Given that 15 meters \(\approx\) 49.21 ft, we want to know the maximum speed that results in dist\(\le 49\) with 95% probability. As \(0\le dist\le 49\equiv\sqrt{dist}\le\sqrt{49}\equiv y\le\sqrt{49}\equiv y\le 7\), with our model the problem translates into finding the maximum \(x\) such that the predicted \(y\) is less than or equal to \(7\) with 95% probability. To solve this we want the posterior predictive distribution of unobserved data, \(p(\tilde y|y)\).

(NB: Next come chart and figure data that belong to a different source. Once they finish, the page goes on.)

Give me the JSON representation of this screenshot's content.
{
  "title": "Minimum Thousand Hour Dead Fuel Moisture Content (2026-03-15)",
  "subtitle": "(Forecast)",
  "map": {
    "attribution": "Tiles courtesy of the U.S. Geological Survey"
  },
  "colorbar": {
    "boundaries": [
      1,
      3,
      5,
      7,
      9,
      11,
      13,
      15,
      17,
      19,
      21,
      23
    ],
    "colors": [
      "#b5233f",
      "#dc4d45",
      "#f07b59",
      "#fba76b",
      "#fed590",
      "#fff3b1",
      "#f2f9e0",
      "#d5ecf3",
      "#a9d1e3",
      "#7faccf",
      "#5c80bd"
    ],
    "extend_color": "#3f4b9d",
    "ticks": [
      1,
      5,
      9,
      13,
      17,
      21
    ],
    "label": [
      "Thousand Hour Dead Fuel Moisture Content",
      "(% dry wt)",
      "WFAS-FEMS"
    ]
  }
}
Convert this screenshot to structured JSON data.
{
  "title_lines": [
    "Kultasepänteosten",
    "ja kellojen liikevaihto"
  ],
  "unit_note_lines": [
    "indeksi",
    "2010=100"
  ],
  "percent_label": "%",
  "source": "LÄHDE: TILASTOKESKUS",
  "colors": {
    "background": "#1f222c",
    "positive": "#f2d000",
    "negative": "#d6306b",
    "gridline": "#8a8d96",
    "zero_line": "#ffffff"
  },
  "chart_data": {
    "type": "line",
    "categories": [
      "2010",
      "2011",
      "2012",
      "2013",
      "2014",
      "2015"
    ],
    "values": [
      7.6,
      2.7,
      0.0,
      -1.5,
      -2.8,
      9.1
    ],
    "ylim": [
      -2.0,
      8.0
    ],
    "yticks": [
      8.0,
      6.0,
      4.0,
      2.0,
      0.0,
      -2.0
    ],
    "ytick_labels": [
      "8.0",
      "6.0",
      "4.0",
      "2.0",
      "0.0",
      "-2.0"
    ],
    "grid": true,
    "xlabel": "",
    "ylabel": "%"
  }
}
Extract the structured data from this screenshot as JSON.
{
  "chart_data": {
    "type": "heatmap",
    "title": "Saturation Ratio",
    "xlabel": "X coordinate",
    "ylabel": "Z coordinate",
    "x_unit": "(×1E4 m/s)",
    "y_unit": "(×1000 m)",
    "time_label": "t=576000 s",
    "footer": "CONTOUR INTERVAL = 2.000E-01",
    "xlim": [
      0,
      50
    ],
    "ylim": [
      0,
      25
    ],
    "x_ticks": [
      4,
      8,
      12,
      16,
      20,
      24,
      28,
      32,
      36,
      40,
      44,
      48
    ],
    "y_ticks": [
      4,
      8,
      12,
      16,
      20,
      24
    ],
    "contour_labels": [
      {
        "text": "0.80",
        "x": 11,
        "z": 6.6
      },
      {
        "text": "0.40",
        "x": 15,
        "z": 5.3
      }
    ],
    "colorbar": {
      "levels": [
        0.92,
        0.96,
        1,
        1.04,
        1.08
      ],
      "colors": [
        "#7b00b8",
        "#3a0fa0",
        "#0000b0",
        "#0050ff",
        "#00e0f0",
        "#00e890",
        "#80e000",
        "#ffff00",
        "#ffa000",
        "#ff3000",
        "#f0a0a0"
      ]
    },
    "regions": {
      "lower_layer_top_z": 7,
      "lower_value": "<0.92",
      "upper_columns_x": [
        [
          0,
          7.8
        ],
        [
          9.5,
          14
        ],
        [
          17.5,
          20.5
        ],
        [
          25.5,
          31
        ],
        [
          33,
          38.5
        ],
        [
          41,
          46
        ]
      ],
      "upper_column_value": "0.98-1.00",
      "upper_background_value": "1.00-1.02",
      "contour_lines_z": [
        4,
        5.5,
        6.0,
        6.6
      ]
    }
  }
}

Suppose we have observed the matrix \(\tilde X\) of explanatory variables, and we wish to predict the outcomes \(\tilde y\). In this study the posterior predictive distribution \(p(\tilde y|y)\) can be obtained analytically - it follows a multivariate t distribution with center \(\tilde X\hat\beta\), squared scale matrix \(s^2(I+\tilde X (X^TX)^{-1}\tilde {X}^T)\), and \(n-2\) degrees of freedom (Equation 14.9 from the reference book): \[\tilde{y}~|~y\sim \textsf{t}_{n-2}(\tilde X\hat\beta,s^2(I+\tilde X (X^TX)^{-1}\tilde{X}^T))\] Alternatively, we can draw random samples \(\tilde y\) naturally from MCMC iterations. For MCMC iteration \(m\) we have \(\beta^{(m)}\) and \({\sigma^2}^{(m)}\), we then sample \(\tilde y^{(m)}\sim N(\tilde X\beta^{(m)},{\sigma^2}^{(m)}I)\). \(\tilde y^{(1)},\ldots,\tilde y^{(M)}\) are samples from the posterior predicitive distribution. The R code is given in the code chunk of the Gibbs sampling section. The 95% credible inteval of each new prediction in the plot are not straight lines, as they are obtained from simulations:

ynew.ci = apply(y.new,2,quantile,c(.025,.975))
ggplot(data = cars, aes(x = speed, y = sqrt(dist))) + geom_point() + ylab(bquote(sqrt("dist"))) +
  geom_line(mapping = aes(x=X.new[-1,2],y=beta.post.mean[1]+beta.post.mean[2]*X.new[-1,2], color = "posterior mean"),lwd=1) +
  geom_line(mapping = aes(x=X.new[-1,2],y=ynew.ci[1,-1],color="95% CI for posterior predictions")) +
  geom_line(mapping = aes(x=X.new[-1,2],y=ynew.ci[2,-1],color="95% CI for posterior predictions")) +
  theme_bw() + theme(legend.position = c(1, 0), legend.justification = c(1.5, 0))

We see that for the upper bound of the 95% credibal interval for a prediction to be \(<=7\), the maximum \(x\) should be \(<11\), in units of \(0.5\) mph it is approximately \(10.5\) mph \(\approx 17\) kmh, or \(10\) mph if the speed is in units of \(1\) mph.

max(which(ynew.ci[2,]<=7))

## [1] 22

ynew.ci[,22:23]

##           [,1]     [,2]
## 2.5%  2.498079 2.832669
## 97.5% 6.813289 7.048618

ynew.ci[,22:23]^2

##            [,1]      [,2]
## 2.5%   6.240396  8.024015
## 97.5% 46.420909 49.683009

X.new[22,2]

## [1] 10.5

References

A. Gelman, J. B. Carlin, H. S. Stern, D. B. Dunson, A. Vehtari and D. B. Rubin. Bayesian Data Analysis 3rd edn. 2013 Boca Raton, Chapman and Hall.